In the 2020 that might have been, nobody is sick and politics is the center of the universe.

The Democratic Party has just nominated Joe Biden and his running mate at its mid-July convention in Milwaukee, while Republicans are gearing up to renominate Donald Trump in Charlotte, N.C. At his usual rallies, Trump is pointing to the roaring economy to make his case for re-election, while Biden struggles to stir up crowds with his plea for a return to normalcy.
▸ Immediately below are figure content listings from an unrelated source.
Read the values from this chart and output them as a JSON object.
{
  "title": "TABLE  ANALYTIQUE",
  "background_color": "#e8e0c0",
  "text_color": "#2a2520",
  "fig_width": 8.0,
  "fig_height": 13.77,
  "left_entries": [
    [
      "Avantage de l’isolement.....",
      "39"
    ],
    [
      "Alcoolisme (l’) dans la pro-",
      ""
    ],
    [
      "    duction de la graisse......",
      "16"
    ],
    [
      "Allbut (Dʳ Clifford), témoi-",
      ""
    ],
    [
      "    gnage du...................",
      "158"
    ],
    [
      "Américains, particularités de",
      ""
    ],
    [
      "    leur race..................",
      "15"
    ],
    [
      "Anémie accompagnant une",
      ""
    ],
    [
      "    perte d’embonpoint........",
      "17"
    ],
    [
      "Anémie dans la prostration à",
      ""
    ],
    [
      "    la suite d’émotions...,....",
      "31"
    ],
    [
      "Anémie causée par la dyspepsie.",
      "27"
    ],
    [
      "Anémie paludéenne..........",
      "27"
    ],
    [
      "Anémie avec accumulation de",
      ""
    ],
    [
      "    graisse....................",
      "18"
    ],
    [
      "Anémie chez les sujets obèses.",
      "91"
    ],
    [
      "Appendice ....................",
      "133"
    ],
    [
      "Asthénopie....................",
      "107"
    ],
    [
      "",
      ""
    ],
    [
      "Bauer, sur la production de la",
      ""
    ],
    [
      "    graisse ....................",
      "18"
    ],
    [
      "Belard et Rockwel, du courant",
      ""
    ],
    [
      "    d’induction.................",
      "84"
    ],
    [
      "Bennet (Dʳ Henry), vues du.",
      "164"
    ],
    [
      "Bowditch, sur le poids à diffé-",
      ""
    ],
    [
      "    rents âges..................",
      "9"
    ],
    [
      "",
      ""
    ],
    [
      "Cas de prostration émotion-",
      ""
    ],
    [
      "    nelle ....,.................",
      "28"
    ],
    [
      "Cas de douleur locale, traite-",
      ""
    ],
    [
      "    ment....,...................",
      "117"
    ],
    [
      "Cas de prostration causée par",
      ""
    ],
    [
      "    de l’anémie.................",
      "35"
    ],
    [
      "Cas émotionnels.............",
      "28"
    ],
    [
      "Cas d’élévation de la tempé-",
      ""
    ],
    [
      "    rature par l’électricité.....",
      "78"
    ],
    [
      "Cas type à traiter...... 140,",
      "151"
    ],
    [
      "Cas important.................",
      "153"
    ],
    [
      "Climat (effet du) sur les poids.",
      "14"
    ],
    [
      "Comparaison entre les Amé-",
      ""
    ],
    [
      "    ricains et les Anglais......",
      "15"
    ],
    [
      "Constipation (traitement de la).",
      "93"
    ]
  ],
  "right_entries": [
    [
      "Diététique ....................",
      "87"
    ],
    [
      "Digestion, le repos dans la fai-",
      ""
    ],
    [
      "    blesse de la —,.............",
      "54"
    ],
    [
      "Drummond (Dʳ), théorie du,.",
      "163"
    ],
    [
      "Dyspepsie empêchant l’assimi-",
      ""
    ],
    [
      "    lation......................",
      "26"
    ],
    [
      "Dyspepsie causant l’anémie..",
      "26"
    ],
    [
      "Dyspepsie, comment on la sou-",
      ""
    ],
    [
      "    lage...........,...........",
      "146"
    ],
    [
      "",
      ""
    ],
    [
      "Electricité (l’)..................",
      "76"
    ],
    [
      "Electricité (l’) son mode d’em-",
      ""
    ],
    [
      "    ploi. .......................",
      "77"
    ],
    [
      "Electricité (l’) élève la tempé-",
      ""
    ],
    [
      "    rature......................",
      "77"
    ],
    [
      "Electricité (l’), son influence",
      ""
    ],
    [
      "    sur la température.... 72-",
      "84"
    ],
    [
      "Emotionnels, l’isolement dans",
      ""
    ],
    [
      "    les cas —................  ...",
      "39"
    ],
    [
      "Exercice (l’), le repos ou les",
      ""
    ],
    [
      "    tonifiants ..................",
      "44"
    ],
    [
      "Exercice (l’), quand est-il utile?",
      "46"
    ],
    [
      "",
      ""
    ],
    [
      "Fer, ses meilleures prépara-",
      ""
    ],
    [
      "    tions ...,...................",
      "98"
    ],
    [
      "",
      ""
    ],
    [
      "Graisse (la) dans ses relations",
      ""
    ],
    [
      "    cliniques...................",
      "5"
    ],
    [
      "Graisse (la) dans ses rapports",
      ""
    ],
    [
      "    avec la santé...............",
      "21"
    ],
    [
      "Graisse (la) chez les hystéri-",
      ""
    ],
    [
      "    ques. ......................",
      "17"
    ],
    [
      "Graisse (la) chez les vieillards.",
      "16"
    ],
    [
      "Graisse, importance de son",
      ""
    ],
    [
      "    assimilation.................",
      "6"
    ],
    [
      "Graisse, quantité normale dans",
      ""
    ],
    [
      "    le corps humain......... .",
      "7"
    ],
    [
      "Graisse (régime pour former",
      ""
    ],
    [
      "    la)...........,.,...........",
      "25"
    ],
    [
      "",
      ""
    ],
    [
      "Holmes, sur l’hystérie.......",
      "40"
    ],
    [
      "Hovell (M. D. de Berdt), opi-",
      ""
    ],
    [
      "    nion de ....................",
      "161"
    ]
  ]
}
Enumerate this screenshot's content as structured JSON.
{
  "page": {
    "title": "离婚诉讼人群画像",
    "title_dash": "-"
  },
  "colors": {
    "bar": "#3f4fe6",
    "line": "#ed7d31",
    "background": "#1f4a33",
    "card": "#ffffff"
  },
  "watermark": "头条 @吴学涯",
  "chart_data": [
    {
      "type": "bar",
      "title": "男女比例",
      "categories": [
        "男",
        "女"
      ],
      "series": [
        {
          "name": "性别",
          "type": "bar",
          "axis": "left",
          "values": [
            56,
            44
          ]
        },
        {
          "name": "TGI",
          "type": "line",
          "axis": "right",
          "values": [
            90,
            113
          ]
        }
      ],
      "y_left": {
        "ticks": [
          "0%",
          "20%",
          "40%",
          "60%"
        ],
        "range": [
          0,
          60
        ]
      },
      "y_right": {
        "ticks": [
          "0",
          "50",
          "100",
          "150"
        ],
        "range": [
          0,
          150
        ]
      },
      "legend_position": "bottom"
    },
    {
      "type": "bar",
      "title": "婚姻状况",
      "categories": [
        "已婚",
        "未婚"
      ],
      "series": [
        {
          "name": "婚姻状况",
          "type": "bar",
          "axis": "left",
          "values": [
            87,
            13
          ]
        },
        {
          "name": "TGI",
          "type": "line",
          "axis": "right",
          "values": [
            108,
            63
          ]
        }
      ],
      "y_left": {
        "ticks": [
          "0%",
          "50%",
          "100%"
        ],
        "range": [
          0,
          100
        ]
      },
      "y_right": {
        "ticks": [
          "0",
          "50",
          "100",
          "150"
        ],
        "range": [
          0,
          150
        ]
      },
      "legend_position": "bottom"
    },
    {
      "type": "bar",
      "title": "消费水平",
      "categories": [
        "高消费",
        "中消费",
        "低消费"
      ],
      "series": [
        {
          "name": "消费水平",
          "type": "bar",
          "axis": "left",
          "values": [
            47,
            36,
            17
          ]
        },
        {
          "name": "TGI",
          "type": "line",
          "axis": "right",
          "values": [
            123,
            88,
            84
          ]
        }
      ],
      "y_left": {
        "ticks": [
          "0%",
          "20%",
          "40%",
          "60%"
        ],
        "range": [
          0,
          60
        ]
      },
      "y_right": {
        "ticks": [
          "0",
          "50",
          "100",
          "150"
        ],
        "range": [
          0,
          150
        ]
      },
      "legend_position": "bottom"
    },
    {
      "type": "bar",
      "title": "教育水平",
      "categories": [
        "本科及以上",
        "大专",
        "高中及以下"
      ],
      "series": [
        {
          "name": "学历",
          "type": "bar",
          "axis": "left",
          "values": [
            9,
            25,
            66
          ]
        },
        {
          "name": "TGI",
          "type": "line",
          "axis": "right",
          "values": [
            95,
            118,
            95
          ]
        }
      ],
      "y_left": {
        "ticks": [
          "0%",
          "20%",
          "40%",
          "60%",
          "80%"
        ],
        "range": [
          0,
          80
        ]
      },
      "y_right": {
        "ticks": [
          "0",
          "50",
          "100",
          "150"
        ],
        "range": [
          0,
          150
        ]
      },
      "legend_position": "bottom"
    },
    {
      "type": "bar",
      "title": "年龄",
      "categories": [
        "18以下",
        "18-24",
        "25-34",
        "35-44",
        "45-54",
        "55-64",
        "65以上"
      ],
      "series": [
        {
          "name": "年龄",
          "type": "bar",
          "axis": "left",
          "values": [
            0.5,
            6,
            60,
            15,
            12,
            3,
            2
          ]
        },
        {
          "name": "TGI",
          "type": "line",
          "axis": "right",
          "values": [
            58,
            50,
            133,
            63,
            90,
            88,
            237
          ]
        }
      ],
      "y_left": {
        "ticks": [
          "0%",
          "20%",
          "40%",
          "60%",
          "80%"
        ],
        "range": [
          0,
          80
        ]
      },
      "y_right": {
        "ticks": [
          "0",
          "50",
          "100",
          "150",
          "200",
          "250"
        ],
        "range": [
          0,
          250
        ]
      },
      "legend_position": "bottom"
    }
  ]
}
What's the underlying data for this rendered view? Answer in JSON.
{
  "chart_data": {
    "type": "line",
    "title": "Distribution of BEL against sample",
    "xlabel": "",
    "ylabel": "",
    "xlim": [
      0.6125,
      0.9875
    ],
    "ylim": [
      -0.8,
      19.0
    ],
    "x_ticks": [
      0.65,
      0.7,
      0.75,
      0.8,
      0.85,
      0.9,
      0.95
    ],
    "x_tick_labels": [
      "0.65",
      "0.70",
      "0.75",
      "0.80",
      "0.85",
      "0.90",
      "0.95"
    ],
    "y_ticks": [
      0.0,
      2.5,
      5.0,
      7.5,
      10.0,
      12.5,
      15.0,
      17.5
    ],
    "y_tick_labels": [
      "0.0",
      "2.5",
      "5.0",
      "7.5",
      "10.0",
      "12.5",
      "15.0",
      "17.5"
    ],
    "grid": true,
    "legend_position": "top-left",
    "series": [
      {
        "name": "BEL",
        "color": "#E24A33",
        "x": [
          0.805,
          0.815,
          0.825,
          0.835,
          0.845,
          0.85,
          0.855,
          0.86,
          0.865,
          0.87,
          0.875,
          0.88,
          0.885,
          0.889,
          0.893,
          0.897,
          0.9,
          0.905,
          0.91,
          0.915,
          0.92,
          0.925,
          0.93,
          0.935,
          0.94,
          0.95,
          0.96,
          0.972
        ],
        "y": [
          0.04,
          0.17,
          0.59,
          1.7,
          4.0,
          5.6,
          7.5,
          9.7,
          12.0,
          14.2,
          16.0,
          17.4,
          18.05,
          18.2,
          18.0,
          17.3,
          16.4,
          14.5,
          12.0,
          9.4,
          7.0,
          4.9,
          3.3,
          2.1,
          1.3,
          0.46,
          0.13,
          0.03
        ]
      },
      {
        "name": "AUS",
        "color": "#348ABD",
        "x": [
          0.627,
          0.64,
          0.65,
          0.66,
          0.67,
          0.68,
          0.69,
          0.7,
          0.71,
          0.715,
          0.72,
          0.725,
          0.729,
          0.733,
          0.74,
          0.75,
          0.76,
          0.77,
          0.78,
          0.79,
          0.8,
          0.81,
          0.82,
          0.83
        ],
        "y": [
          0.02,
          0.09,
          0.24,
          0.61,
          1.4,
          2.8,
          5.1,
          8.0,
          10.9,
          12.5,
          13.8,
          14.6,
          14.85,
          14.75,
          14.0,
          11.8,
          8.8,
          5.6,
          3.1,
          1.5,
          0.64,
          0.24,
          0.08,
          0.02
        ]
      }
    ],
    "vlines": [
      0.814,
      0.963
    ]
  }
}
Trump’s allies continue to promote conspiracy theories about the Biden family’s entanglements in Ukraine, leading increasingly desperate Democrats to push for a second impeachment in the House. Both parties are campaigning furiously across the country, knocking on millions of doors to turn out voters in November.

But in the 2020 that’s actually happening, the COVID-19 pandemic has changed everything–from how the campaign is conducted to how we vote to what we value. It has canceled conventions, relegated fundraising and campaigning to the digital realm, and forced many states to rapidly change how people get and submit their ballots, with unpredictable and potentially disastrous results. The acute crises have refocused the nation’s attention, bringing issues like public health and economic and racial inequality to the fore and prompting the public to revisit what characteristics it wants in its leaders.